To Me, Stacey was the Hero, She showed us all what a hero should be. She stood proud and strong even when she was not able to stand, she made all those around her want to be better. There was not a day that went by in which she didn’t feel pain, however when you asked her, she as always doing fine. You never heard a complaint come from her about how unfair life had been.  Or how she was so deprived of a quality life. She lived life to the fullest all while stopping to smell the flowers and pet the puppies. She was a hero to so many people. People who she had never met to knew her story. She left a lasting impact on so many people in her short time here.  She was the true hero, She is the one and will always be the one whom I will judge myself upon. If I can live my life the way Stacey did, Then I will be satisfied. Stacey, I love you so much and I miss you even more. But I know your pain is gone. No more test, and no more doctors. I know and you’re looking down on us and smiling.

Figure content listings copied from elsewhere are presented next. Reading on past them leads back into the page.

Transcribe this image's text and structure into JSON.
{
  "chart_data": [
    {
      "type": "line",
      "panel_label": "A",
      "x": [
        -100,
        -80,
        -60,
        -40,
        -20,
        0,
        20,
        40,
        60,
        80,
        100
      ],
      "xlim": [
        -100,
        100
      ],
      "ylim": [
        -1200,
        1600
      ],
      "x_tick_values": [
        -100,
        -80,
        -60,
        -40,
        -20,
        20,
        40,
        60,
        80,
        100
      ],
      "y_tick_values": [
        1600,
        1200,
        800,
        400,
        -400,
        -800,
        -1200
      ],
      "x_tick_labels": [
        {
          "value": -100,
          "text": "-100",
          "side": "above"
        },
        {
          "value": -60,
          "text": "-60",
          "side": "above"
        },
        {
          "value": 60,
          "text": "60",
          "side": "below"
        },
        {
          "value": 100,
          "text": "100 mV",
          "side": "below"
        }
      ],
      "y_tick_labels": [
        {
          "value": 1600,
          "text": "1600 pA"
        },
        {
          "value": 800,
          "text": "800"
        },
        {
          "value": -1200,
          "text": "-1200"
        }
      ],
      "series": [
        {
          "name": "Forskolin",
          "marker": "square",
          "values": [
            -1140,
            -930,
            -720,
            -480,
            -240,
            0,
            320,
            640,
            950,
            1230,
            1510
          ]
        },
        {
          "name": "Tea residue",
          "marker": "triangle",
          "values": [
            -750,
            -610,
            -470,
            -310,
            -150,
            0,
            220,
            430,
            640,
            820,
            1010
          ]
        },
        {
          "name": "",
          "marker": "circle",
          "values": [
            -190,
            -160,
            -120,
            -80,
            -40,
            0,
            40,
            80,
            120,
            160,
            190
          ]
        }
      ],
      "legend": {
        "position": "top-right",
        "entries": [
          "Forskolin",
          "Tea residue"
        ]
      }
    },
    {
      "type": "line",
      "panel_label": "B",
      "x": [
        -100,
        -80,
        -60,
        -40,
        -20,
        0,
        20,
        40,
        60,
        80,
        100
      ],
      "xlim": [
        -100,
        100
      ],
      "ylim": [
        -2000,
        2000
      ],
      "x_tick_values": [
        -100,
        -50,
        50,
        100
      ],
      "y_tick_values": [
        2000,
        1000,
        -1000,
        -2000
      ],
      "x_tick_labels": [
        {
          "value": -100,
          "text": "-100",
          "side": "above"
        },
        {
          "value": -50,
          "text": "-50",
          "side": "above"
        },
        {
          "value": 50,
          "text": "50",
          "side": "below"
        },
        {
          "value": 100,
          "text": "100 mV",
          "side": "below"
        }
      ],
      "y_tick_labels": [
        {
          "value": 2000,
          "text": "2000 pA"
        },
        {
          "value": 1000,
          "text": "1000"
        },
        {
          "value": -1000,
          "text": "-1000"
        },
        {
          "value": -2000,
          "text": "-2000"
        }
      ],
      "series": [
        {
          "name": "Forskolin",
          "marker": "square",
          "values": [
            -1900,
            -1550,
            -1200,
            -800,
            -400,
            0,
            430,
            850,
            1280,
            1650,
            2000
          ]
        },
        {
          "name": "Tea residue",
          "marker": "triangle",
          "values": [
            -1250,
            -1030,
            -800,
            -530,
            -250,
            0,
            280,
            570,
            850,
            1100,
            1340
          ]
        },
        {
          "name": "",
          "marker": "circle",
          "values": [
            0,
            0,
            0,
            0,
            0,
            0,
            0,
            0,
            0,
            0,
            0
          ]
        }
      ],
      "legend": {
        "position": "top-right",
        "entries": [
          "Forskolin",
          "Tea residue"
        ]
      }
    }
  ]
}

So  Akuna Matata until we meet again.
               
 
 
 
 
 
April 3, 2011

I have so many memories as little girls playing with Pa in the basement with all his cash registers and phones and Apple IIGS or sitting on his lap while he drew us pictures or pushing us on the swing set.  One specific memory as kiddos - I remember one time when Shiela was watching us all at my mom's, Stacey and I were playing outside and a tripped over my bike and cut my leg.  I was freaking out thinking I needed to go to the hospital right away because I needed stiches - Stacey took one look, calmed me down and said, "Heidi - You're fine".  I was fine and still have the scar to show for it.

Heidi

Pink Hair

April 1, 2011

I remember the day Stacey came home in her little bug and she got out of the car with bright pink hair!!!  WOW--I loved it and told her how awesome I thought it looked---she laughed and said she hoped everyone would be as excited as she was about it.  Such a bright young women--I loved her sassy style and bravery.  I thought you were as Bright as your new pink hair---You will be missed and never forgotten.

Bright blessings Stacey as you will shine in my memories of you.